U.S. National Security Adviser Jake Sullivan holds a press conference in the White House in Washington on Oct. 26, 2021. (Kyodo)

WASHINGTON (Kyodo) -- U.S. President Joe Biden will likely have a "chance to see" new Japanese Prime Minister Fumio Kishida during climate summit talks next week in Britain if Kishida attends, National Security Adviser Jake Sullivan said Tuesday.

    But Sullivan said, "At this point, we're not in a position to announce any bilateral meetings" with Biden to take place on the sidelines of the upcoming U.N. climate change conference known as COP26.

    Biden has announced his plan to attend in-person the two-day World Leaders Summit at COP26, starting next Monday. Kishida has said he would like to join the event, but whether he will travel to Britain may be up to the outcome of Japan's general election on Sunday.
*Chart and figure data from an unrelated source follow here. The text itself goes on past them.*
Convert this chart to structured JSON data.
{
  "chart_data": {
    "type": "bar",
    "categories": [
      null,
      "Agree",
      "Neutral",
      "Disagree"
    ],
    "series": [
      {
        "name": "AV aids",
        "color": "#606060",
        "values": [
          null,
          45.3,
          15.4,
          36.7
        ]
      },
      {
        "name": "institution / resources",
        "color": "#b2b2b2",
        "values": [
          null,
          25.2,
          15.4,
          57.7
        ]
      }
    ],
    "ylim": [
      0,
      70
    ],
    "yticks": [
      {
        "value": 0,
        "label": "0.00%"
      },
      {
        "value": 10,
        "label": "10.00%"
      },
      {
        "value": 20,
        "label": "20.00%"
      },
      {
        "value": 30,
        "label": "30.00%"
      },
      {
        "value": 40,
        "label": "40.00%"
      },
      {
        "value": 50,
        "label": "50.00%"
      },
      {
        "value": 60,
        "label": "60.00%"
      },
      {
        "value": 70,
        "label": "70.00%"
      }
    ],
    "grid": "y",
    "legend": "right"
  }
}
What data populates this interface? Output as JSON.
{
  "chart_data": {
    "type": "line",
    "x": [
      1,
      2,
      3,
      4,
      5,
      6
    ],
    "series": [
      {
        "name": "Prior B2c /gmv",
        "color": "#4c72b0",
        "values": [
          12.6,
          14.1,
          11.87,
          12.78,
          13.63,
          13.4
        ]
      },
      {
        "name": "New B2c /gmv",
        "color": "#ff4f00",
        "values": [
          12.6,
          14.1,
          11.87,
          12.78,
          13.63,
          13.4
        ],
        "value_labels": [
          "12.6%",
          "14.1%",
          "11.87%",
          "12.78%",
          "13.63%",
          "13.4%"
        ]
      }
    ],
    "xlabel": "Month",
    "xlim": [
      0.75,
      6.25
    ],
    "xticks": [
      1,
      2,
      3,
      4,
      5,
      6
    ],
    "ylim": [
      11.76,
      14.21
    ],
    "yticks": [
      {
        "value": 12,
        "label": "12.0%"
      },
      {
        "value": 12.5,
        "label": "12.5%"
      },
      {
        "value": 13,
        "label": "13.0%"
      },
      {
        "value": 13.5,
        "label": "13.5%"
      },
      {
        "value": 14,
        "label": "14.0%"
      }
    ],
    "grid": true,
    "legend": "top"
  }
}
    "I'm sure they will have the chance to see each other at COP26, if the prime minister is there," Sullivan said.

    Kishida succeeded Yoshihide Suga, who decided to step down after only about a year in office amid mounting criticism over the government's coronavirus response. After taking office earlier this month, Kishida swiftly called a general election as the current term of the House of Representatives members was set to expire.

    The seasoned politician, 64, who also holds the title of the longest-serving post-war foreign minister, held his first phone talks with Biden as Japan's premier on Oct. 5. The two have yet to meet in-person while serving in their current positions.